Honestly, I do feel uncomfortable chatting to lone Dads at school. I used to think it was possible to have platonic male friends/colleagues, but after SO many experiences over the years of men mistaking friendliness for a sexual invitation, I now just prefer to avoid the whole thing, ie talk to women, or couples, and not men unless we’re related. I’ve even had a married dad suddenly grope me, knowing I’m married and a mum, presumably because I was chatty. I was just being polite! Have had sudden unwanted ‘shoulder rubs’ as well on two other occasions 🤢 Friends have had similar experiences including at the school gate.
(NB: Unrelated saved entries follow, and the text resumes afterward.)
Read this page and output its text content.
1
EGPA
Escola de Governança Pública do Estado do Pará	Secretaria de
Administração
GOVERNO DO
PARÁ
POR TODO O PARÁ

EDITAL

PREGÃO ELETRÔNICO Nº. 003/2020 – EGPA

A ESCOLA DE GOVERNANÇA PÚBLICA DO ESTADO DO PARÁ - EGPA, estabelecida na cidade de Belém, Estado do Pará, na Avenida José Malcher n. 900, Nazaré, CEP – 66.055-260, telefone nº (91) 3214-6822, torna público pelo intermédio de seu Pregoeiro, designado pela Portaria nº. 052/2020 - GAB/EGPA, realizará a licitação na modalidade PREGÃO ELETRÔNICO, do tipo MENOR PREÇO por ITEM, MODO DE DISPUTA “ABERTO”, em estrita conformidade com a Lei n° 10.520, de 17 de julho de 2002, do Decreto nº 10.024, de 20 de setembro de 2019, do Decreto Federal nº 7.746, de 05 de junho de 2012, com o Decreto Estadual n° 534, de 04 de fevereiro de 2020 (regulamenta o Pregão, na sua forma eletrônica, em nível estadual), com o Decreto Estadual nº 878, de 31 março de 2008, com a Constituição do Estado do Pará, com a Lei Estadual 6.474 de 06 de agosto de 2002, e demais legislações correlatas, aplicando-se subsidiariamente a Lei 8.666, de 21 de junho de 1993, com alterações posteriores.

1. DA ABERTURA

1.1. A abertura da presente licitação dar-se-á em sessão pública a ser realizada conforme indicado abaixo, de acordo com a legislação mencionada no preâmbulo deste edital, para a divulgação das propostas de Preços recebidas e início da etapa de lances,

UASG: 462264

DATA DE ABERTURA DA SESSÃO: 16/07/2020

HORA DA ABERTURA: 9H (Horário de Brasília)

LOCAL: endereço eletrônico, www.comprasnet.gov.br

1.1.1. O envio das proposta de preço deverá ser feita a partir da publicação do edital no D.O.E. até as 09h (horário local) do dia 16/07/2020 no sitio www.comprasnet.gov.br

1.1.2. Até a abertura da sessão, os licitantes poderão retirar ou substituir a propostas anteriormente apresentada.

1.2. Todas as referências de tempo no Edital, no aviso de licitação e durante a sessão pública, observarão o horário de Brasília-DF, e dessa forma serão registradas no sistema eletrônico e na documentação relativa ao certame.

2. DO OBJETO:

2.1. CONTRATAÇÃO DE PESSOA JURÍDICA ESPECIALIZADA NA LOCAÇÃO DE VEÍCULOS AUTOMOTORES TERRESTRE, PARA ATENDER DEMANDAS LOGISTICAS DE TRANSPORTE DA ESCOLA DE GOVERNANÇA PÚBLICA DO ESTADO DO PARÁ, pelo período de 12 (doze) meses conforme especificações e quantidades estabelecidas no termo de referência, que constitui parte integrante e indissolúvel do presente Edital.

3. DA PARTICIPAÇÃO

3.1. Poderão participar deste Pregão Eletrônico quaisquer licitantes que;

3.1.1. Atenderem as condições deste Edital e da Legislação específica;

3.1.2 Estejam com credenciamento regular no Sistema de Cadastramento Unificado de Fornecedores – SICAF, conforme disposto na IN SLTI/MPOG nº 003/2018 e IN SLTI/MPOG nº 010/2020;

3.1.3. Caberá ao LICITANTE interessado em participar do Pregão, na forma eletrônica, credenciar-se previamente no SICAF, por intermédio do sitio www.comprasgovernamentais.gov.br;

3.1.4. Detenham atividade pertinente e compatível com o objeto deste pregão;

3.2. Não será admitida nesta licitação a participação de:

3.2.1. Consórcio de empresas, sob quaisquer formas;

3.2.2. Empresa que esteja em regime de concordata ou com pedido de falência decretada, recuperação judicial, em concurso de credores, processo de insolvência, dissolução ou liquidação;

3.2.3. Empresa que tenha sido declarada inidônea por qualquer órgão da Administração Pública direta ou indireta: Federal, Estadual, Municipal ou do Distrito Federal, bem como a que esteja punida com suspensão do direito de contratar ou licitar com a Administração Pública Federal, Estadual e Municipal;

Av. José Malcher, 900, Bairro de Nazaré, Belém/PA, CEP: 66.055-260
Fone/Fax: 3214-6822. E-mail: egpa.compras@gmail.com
By middle age, most women have had far too many bad experiences with men to want to strike up a friendly conversation with an unknown man, even a parent, even in a playground, and that is just how it is. Believe me I wish it wasn’t.

MrsTerryPratchett · 13/11/2020 14:45

Why is it 'ladies' Envy and 'female parents' but 'Male'?

FWIW there are some dads/granddads I chat to and some I avoid like the plague. For reference the ones I avoid are Hipster Twat (a feather in your hair and a kilt for the school run; arse), Affair Man (seriously, make an attempt to hide it) and I Bet He Hits His Kid and Possibly Wife Man (very very bad vibes).

formerbabe · 13/11/2020 14:48

By middle age, most women have had far too many bad experiences with men to want to strike up a friendly conversation with an unknown man, even a parent, even in a playground, and that is just how it is

Bullshit that's the reason. These boards are full of women who are ignored by other mums on the school run.

brrrrrrrrrrrrrrrrrrrrrrrrrrrrr · 13/11/2020 14:49

I have the same experience as the OP but I put it down to my social anxiety. I probably emit “fuck off” vibes due to my nervousness. I fidget with my fingers in a particular way walking into school to calm myself, and I usually have an intense conversation with my son so I can focus on him on the way out. I hate school run.

Buddytheelf85 · 13/11/2020 14:50

Do you refer to them as ‘ladies’ and yourself as ‘a guy’? Because that would definitely make me avoid you, sorry.

Goldenbear · 13/11/2020 15:08

I'm utterly perplexed by the 'sexual invitation' idea, perhaps I'm very and though as I've never experienced this in the slightest. The only thing I felt uncomfortable about was listening to one of DS's friend's Dad moan about how his wife didn't understand how much he does with the children and how she was unrealistic about the housework being done before she came home. I liked the mum and it felt a bit disloyal.